Hi there, anyone use these? Lucky Reptile PRO Digital Timer - Vivarium Time Switch‏. I've had 2 faulty ones now! I set it on my mister to come on for 30sec in morning and same at night. Worked great for 2 weeks then I came home yesterday to 2 flooded vivs and the screen had gone blank. Any ideas?:devil:

Lucky Reptile PRO Digital Timer - Vivarium Time Switch on eBay (end time 17-Feb-10 17:09:14 GMT)


----------



## pollywog (Oct 6, 2005)

I used to use them and had the same problem as you. I also used to sell them to go with our misting systems but I had virtually all of them returned so never again will I touch them.

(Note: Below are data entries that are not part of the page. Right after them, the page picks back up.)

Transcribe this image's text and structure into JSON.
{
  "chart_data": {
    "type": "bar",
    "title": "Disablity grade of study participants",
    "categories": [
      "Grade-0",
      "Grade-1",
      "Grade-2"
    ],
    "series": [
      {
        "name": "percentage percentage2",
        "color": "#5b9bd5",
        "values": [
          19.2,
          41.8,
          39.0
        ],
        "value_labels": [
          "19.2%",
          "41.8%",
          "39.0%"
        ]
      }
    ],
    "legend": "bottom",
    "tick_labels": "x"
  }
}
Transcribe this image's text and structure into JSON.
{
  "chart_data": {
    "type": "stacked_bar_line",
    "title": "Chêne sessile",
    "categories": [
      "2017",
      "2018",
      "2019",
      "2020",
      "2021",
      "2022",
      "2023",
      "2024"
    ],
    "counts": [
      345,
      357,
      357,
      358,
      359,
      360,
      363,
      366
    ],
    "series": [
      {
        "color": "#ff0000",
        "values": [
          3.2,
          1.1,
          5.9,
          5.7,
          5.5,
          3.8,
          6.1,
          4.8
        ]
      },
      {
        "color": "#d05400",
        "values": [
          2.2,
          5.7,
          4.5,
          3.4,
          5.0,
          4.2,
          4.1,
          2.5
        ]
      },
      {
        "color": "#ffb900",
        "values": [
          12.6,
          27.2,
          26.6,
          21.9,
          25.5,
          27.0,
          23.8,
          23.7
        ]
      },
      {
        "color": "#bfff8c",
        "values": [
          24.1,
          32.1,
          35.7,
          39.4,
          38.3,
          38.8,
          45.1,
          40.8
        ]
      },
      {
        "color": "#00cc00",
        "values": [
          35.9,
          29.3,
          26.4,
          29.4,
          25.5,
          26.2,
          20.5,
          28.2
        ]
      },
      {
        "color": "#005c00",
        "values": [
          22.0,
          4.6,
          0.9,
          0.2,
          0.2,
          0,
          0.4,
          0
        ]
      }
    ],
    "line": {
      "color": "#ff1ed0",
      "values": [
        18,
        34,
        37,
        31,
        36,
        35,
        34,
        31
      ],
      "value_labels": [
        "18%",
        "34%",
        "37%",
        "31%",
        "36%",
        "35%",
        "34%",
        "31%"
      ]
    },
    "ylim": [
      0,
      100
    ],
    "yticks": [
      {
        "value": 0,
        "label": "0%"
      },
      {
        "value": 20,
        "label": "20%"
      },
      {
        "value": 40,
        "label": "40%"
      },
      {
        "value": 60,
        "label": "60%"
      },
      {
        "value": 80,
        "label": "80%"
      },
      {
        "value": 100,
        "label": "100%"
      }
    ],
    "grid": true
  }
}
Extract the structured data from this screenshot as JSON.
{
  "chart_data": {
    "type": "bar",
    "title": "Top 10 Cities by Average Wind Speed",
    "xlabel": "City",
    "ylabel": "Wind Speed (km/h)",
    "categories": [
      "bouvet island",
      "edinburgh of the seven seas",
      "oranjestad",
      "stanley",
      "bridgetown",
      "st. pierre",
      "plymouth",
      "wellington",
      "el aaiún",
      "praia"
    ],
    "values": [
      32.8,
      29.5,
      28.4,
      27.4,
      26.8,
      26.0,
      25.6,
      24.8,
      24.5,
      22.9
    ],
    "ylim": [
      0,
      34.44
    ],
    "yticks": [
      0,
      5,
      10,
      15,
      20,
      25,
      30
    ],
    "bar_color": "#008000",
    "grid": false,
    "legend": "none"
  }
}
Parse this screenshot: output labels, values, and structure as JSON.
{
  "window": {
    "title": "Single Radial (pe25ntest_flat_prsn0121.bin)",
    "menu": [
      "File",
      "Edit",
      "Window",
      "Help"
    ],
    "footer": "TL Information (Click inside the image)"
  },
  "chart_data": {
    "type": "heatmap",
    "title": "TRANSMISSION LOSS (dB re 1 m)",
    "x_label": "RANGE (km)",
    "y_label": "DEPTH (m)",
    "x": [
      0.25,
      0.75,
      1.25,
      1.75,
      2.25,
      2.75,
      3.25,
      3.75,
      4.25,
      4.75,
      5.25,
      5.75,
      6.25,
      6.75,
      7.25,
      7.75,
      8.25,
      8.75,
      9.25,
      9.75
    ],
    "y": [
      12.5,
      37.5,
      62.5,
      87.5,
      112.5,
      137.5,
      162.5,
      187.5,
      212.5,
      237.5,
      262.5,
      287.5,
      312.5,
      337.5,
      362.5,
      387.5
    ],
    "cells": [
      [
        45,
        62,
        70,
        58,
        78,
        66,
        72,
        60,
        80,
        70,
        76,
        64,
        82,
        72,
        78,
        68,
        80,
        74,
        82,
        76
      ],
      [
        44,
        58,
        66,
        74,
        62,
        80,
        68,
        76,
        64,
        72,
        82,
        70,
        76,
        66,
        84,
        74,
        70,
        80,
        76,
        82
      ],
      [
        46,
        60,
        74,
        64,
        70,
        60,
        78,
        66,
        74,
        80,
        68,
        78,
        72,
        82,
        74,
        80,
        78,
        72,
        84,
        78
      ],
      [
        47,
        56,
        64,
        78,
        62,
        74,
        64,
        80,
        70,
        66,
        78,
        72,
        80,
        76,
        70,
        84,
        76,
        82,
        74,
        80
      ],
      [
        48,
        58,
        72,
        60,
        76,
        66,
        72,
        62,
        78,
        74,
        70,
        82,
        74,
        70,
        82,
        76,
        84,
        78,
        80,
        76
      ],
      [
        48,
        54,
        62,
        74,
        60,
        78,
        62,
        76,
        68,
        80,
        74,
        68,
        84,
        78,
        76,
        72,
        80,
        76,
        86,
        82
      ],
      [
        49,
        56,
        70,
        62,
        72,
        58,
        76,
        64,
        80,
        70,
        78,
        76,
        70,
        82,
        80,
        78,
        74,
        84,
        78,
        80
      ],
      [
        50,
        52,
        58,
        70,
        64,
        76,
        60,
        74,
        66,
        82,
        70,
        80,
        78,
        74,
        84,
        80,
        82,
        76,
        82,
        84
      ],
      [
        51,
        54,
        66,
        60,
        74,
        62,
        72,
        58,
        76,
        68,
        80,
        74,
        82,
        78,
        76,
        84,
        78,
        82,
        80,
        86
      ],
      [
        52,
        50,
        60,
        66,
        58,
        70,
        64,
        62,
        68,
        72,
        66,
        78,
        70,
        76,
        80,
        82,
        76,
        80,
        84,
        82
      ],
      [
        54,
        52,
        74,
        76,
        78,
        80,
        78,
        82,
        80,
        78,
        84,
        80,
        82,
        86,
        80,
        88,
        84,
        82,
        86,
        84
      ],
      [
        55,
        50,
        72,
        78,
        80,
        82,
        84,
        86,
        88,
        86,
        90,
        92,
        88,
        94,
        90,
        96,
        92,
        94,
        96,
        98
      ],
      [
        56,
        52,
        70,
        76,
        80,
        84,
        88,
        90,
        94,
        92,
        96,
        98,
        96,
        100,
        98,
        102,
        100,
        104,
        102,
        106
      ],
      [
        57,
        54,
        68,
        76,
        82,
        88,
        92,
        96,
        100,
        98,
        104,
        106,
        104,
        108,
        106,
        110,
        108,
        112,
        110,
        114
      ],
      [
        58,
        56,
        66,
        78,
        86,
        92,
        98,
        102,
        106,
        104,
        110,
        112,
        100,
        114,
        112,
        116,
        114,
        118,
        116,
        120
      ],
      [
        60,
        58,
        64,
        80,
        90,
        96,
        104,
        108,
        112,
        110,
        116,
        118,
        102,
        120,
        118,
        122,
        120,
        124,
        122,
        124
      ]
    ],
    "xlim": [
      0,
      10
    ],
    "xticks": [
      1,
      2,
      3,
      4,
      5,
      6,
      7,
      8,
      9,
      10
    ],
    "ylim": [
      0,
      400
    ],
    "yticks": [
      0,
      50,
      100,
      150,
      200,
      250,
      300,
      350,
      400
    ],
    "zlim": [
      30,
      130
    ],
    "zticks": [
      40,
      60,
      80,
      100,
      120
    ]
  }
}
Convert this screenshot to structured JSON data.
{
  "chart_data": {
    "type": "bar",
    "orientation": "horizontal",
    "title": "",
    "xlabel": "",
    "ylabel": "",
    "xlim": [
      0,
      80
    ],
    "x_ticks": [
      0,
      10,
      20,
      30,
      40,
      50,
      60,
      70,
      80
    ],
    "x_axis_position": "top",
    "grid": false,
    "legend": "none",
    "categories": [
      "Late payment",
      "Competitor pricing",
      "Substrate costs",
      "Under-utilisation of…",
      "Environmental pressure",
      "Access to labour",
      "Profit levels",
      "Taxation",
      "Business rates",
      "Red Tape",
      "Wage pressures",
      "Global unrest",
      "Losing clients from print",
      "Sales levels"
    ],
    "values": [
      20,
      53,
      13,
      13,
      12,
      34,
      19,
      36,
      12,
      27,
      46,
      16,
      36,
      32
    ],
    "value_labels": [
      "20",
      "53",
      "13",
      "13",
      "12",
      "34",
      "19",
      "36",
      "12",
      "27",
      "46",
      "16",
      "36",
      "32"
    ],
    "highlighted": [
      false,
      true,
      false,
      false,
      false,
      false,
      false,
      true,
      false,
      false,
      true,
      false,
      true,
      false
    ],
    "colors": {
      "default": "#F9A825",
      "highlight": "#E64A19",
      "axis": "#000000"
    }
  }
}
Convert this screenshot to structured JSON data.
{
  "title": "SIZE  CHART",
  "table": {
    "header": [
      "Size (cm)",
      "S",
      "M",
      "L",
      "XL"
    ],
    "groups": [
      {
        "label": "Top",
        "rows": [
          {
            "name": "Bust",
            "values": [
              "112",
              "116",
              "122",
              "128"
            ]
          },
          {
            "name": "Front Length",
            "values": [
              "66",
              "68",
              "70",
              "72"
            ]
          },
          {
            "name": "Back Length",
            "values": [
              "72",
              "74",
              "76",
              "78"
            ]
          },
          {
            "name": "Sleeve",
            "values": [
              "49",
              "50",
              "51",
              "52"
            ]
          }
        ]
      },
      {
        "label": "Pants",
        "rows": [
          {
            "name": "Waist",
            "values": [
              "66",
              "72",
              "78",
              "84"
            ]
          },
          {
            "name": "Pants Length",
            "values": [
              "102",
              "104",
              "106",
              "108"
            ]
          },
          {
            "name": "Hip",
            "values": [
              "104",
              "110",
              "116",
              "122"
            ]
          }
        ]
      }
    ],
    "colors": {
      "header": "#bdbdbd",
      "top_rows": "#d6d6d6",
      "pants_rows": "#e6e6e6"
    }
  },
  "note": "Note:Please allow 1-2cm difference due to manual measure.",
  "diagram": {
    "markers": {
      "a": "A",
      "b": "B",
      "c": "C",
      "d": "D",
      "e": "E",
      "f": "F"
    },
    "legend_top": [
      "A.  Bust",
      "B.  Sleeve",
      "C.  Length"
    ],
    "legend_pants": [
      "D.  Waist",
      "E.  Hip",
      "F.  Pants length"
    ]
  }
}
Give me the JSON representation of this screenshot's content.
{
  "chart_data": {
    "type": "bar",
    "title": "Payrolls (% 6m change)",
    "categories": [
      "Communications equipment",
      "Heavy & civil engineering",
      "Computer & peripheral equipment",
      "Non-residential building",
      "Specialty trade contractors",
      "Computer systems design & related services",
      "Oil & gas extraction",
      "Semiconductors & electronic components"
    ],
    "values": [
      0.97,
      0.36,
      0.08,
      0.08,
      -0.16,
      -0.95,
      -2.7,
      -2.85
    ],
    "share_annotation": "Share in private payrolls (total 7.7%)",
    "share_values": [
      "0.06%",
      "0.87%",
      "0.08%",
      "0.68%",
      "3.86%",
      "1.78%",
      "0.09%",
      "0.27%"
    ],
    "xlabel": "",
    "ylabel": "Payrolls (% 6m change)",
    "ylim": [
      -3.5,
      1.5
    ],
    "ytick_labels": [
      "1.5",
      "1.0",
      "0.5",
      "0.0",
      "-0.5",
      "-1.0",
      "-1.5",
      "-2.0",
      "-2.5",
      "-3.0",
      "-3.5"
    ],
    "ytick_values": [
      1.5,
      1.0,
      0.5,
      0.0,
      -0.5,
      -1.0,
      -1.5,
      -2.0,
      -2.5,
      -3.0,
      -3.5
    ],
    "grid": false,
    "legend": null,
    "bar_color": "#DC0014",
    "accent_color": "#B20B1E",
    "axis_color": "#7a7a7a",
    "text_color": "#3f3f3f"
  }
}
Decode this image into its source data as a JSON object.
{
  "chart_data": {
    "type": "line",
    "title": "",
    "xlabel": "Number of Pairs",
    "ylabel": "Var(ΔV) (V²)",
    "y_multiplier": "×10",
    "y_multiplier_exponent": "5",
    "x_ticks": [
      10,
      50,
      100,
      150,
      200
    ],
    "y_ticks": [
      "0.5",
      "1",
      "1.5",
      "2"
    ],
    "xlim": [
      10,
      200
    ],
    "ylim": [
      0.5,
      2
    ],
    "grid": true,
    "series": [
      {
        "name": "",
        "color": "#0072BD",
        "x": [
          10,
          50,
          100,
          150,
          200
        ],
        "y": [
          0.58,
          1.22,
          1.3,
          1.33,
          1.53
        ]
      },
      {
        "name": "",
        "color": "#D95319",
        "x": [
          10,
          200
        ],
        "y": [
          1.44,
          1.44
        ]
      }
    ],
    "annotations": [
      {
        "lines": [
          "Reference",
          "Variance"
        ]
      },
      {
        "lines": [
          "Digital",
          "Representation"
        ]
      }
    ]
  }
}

Have a look at the timers in your local hydroponics stores.


----------



## johnc79 (Feb 29, 2008)

pollywog said:


> I used to use them and had the same problem as you. I also used to sell them to go with our misting systems but I had virtually all of them returned so never again will I touch them.
> 
> Have a look at the timers in your local hydroponics stores.


 
Thanks for that. What do you use or recommend? Its for one of your misting systems.


----------



## pollywog (Oct 6, 2005)

I've not been able to test any for long enough to recomend an actual brand yet but I'll send you a PM.


----------



## swede.speed (May 1, 2009)

johnc79 said:


> Thanks for that. What do you use or recommend? Its for one of your misting systems.


Grasslin timers are fairly reliable.


----------



## BenjaminBoaz (Jan 6, 2006)

Hi there Andrew and others, I bought one of these and have had the same problem. I was reluctant to purchase another luckly reptile product as i had so many problems with their proII thermostats which are a complete waste of money. (they arent safe and there is no overheat cut off.) Im really dismayed to be truthful. 
has anyone found another plug in timer with seconds yet? I kinow luckly reptile do a more expensive one but i didnt really want to fork out for another one of their products and waste even more money!


----------